RWA dismay as Tasmania confirms 15% PoC tax
The Tasmanian Government has announced that it will introduce a new Point of Consumption Tax on wagering from 1 January, 2020, but Responsible Wagering Australia has criticised the move saying it could harm the racing industry in the Australian state.
Following consultation with industry stakeholders, the Government has set the PoC tax rate at 15% of the net wagering revenue of betting operators, but will exclude the face value of free bets provided to punters.
The Government said the rate is consistent with most other jurisdictions in the country and also added that there will be a tax-free threshold of AUD$150,000 (£82,538/€92,120/US$101,253) in betting turnover.
Legislation to bring the new tax into effect will be introduced in the Tasmanian Parliament next month.
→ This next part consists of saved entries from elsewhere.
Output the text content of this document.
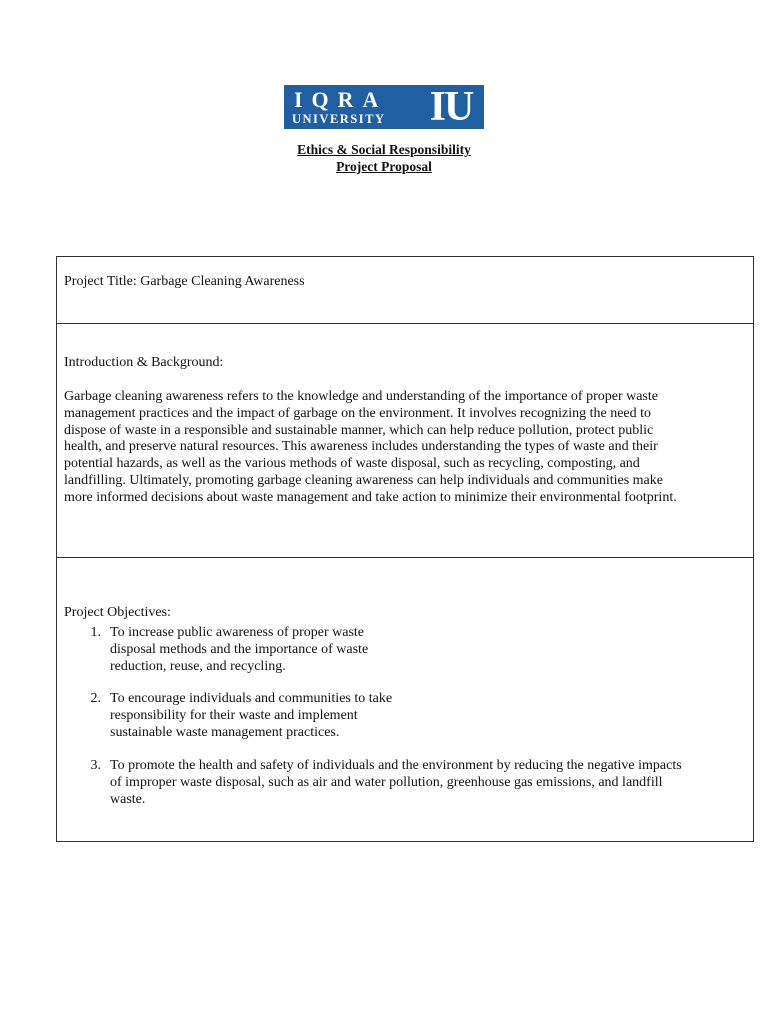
IQRA
UNIVERSITY	IU
Ethics & Social Responsibility
Project Proposal

Project Title: Garbage Cleaning Awareness

Introduction & Background:

Garbage cleaning awareness refers to the knowledge and understanding of the importance of proper waste
management practices and the impact of garbage on the environment. It involves recognizing the need to
dispose of waste in a responsible and sustainable manner, which can help reduce pollution, protect public
health, and preserve natural resources. This awareness includes understanding the types of waste and their
potential hazards, as well as the various methods of waste disposal, such as recycling, composting, and
landfilling. Ultimately, promoting garbage cleaning awareness can help individuals and communities make
more informed decisions about waste management and take action to minimize their environmental footprint.

Project Objectives:

1. To increase public awareness of proper waste
disposal methods and the importance of waste
reduction, reuse, and recycling.
2. To encourage individuals and communities to take
responsibility for their waste and implement
sustainable waste management practices.
3. To promote the health and safety of individuals and the environment by reducing the negative impacts
of improper waste disposal, such as air and water pollution, greenhouse gas emissions, and landfill
waste.
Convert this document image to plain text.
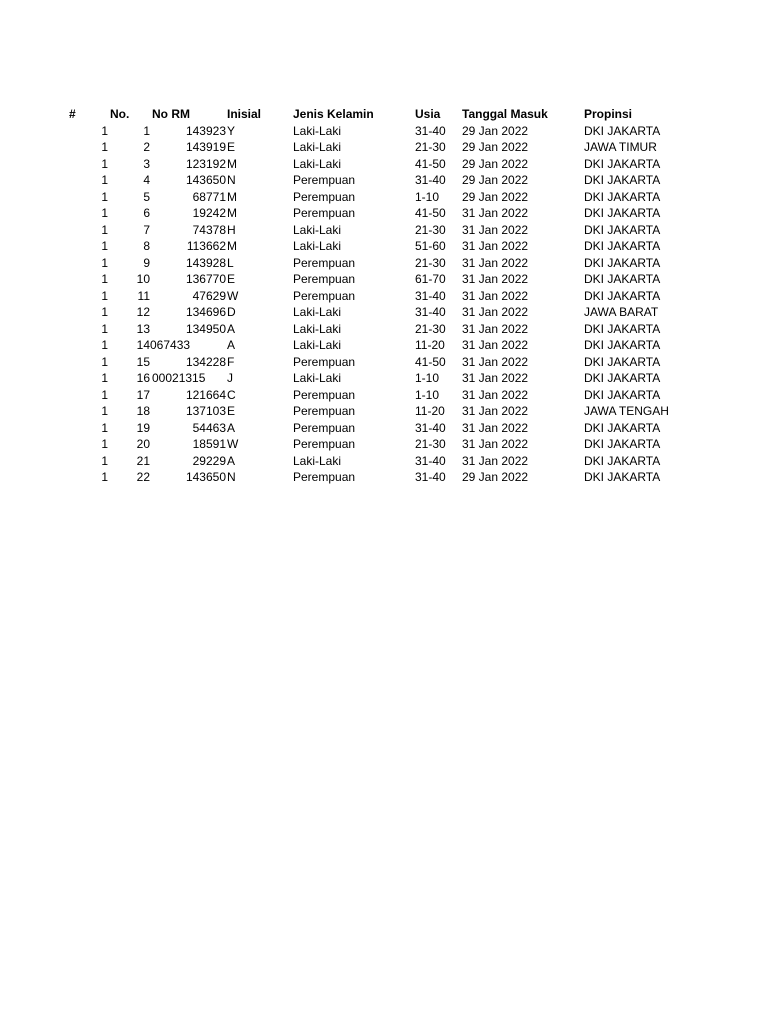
#	No. No RM	Inisial	Jenis Kelamin	Usia Tanggal Masuk	Propinsi
1	1	143923 Y	Laki-Laki	31-40 29 Jan 2022	DKI JAKARTA
1	2	143919 E	Laki-Laki	21-30 29 Jan 2022	JAWA TIMUR
1	3	123192 M	Laki-Laki	41-50 29 Jan 2022	DKI JAKARTA
1	4	143650 N	Perempuan	31-40 29 Jan 2022	DKI JAKARTA
1	5	68771 M	Perempuan	1-10 29 Jan 2022	DKI JAKARTA
1	6	19242 M	Perempuan	41-50 31 Jan 2022	DKI JAKARTA
1	7	74378 H	Laki-Laki	21-30 31 Jan 2022	DKI JAKARTA
1	8	113662 M	Laki-Laki	51-60 31 Jan 2022	DKI JAKARTA
1	9	143928 L	Perempuan	21-30 31 Jan 2022	DKI JAKARTA
1	10	136770 E	Perempuan	61-70 31 Jan 2022	DKI JAKARTA
1	11	47629 W	Perempuan	31-40 31 Jan 2022	DKI JAKARTA
1	12	134696 D	Laki-Laki	31-40 31 Jan 2022	JAWA BARAT
1	13	134950 A	Laki-Laki	21-30 31 Jan 2022	DKI JAKARTA
1	14 067433	A	Laki-Laki	11-20 31 Jan 2022	DKI JAKARTA
1	15	134228 F	Perempuan	41-50 31 Jan 2022	DKI JAKARTA
1	16 00021315 J	Laki-Laki	1-10 31 Jan 2022	DKI JAKARTA
1	17	121664 C	Perempuan	1-10 31 Jan 2022	DKI JAKARTA
1	18	137103 E	Perempuan	11-20 31 Jan 2022	JAWA TENGAH
1	19	54463 A	Perempuan	31-40 31 Jan 2022	DKI JAKARTA
1	20	18591 W	Perempuan	21-30 31 Jan 2022	DKI JAKARTA
1	21	29229 A	Laki-Laki	31-40 31 Jan 2022	DKI JAKARTA
1	22	143650 N	Perempuan	31-40 29 Jan 2022	DKI JAKARTA
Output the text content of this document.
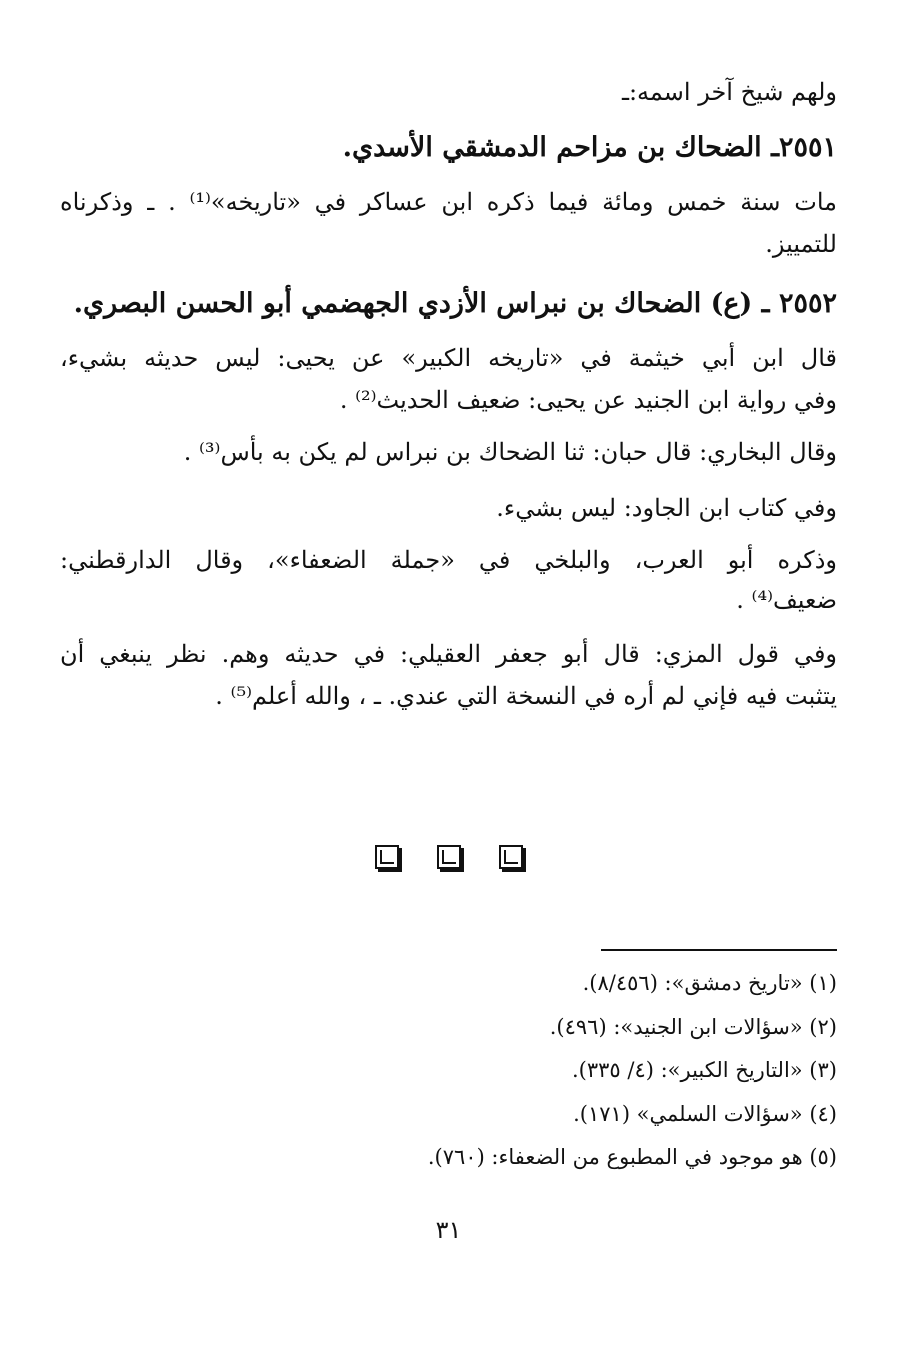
ولهم شيخ آخر اسمه:ـ
٢٥٥١ـ الضحاك بن مزاحم الدمشقي الأسدي.
مات سنة خمس ومائة فيما ذكره ابن عساكر في «تاريخه»⁽¹⁾ . ـ وذكرناه
للتمييز.
٢٥٥٢ ـ (ع) الضحاك بن نبراس الأزدي الجهضمي أبو الحسن البصري.
قال ابن أبي خيثمة في «تاريخه الكبير» عن يحيى: ليس حديثه بشيء،
وفي رواية ابن الجنيد عن يحيى: ضعيف الحديث⁽²⁾ .
وقال البخاري: قال حبان: ثنا الضحاك بن نبراس لم يكن به بأس⁽³⁾ .
وفي كتاب ابن الجاود: ليس بشيء.
وذكره أبو العرب، والبلخي في «جملة الضعفاء»، وقال الدارقطني:
ضعيف⁽⁴⁾ .
وفي قول المزي: قال أبو جعفر العقيلي: في حديثه وهم. نظر ينبغي أن
يتثبت فيه فإني لم أره في النسخة التي عندي. ـ ، والله أعلم⁽⁵⁾ .
(١) «تاريخ دمشق»: (٨/٤٥٦).
(٢) «سؤالات ابن الجنيد»: (٤٩٦).
(٣) «التاريخ الكبير»: (٤/ ٣٣٥).
(٤) «سؤالات السلمي» (١٧١).
(٥) هو موجود في المطبوع من الضعفاء: (٧٦٠).
٣١
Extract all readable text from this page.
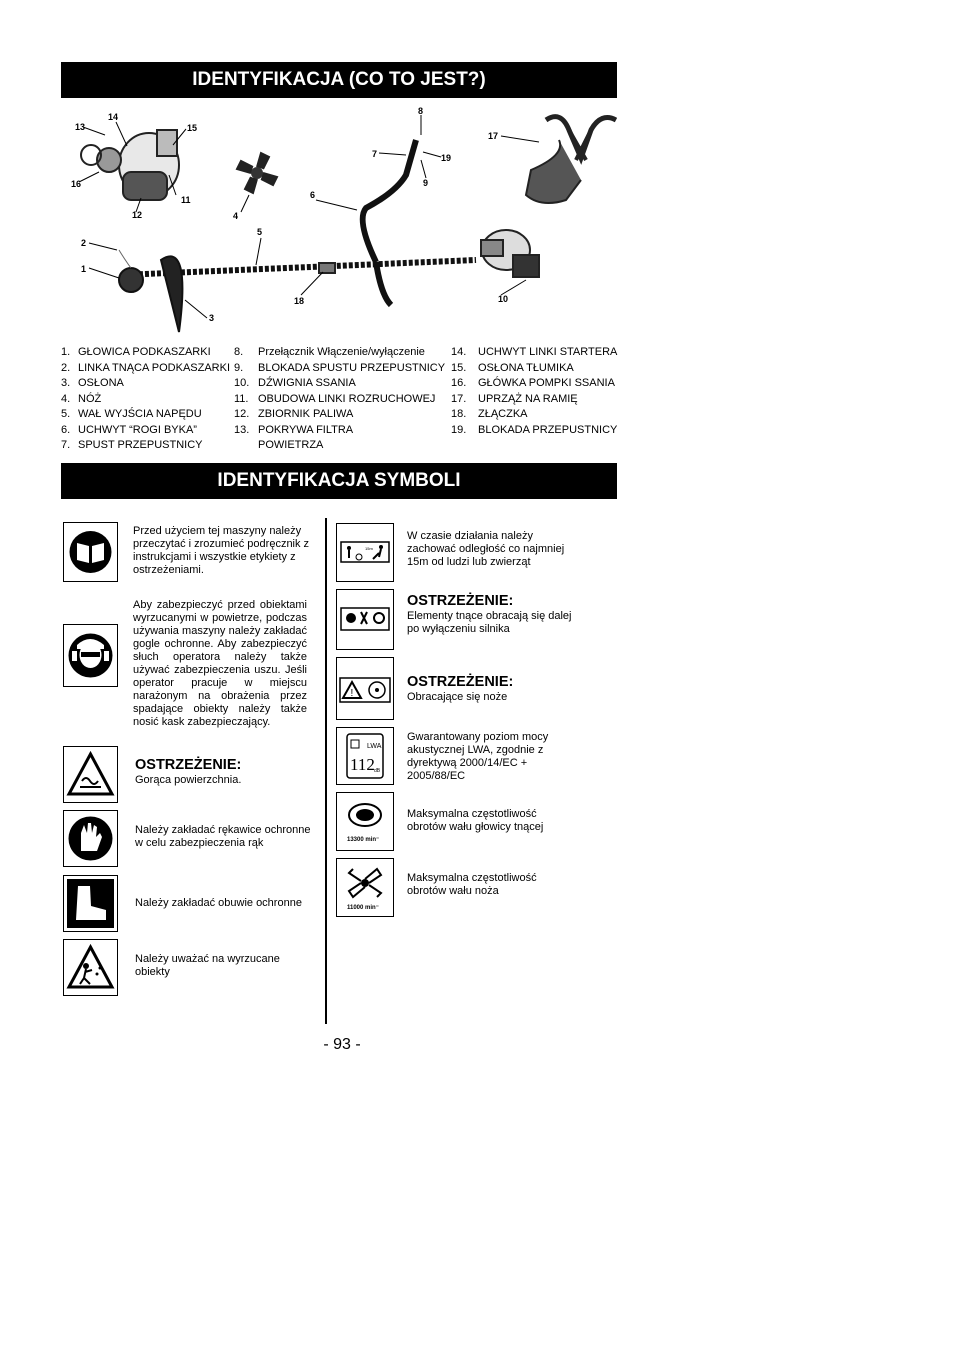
IDENTYFIKACJA (CO TO JEST?)
1
2
3
4
5
6
7
8
9
10
11
12
13
14
15
16
17
18
19
1. GŁOWICA PODKASZARKI
2. LINKA TNĄCA PODKASZARKI
3. OSŁONA
4. NÓŻ
5. WAŁ WYJŚCIA NAPĘDU
6. UCHWYT “ROGI BYKA”
7. SPUST PRZEPUSTNICY
8. Przełącznik Włączenie/wyłączenie
9. BLOKADA SPUSTU PRZEPUSTNICY
10. DŹWIGNIA SSANIA
11. OBUDOWA LINKI ROZRUCHOWEJ
12. ZBIORNIK PALIWA
13. POKRYWA FILTRA
POWIETRZA
14. UCHWYT LINKI STARTERA
15. OSŁONA TŁUMIKA
16. GŁÓWKA POMPKI SSANIA
17. UPRZĄŻ NA RAMIĘ
18. ZŁĄCZKA
19. BLOKADA PRZEPUSTNICY
IDENTYFIKACJA SYMBOLI
Przed użyciem tej maszyny należy przeczytać i zrozumieć podręcznik z instrukcjami i wszystkie etykiety z ostrzeżeniami.
Aby zabezpieczyć przed obiektami wyrzucanymi w powietrze, podczas używania maszyny należy zakładać gogle ochronne. Aby zabezpieczyć słuch operatora należy także używać zabezpieczenia uszu. Jeśli operator pracuje w miejscu narażonym na obrażenia przez spadające obiekty należy także nosić kask zabezpieczający.
OSTRZEŻENIE:
Gorąca powierzchnia.
Należy zakładać rękawice ochronne w celu zabezpieczenia rąk
Należy zakładać obuwie ochronne
Należy uważać na wyrzucane obiekty
15m
W czasie działania należy zachować odległość co najmniej 15m od ludzi lub zwierząt
OSTRZEŻENIE:
Elementy tnące obracają się dalej po wyłączeniu silnika
!
OSTRZEŻENIE:
Obracające się noże
LWA
112 dB
Gwarantowany poziom mocy akustycznej LWA, zgodnie z dyrektywą 2000/14/EC + 2005/88/EC
13300 min⁻
Maksymalna częstotliwość obrotów wału głowicy tnącej
11000 min⁻
Maksymalna częstotliwość obrotów wału noża
- 93 -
According to the Government, the new PoC tax could help bring in an additional AUD$5m in revenue each year, with the net benefits of this to be shared with the local racing industry.
However, the Responsible Wagering Australia has said the move could instead have a negative impact on Tasmania’s racing industry.
Hon Nick Minchin AO, chairman of Responsible Wagering Australia, said he is disappointed with the decision to introduce what he described as “one of the highest taxes on wagering anywhere in the world”.
He said the 15% rate is almost double that introduced in Victoria, while in South Australia, where the rate is also 15%, the state's racing industry has been badly affected.
“The 15% Point of Consumption Tax introduced in South Australia threw a handbrake on that state’s racing industry and has almost brought it to its knees,” Minchin said. “Prize money has been cut, field sizes have shrunk, participants have fled interstate and jobs have been lost.
“Starting off a much lower base, the Tasmanian Government has today put that same handbrake onto Tasmanian racing and thrown its future into massive uncertainty.
Minchin also pointed out that the Tasmanian Liberal Government will be taxing taxing Tasmanians at a higher rate than any other Australian state.
“The evidence is now well settled when it comes to the deleterious impact of these punitive taxes on racing and jobs,” Minchin said. “That is why it is so disappointing the Tasmanian Government has ignored the evidence and decided to hit ordinary Tasmanians with this new tax.”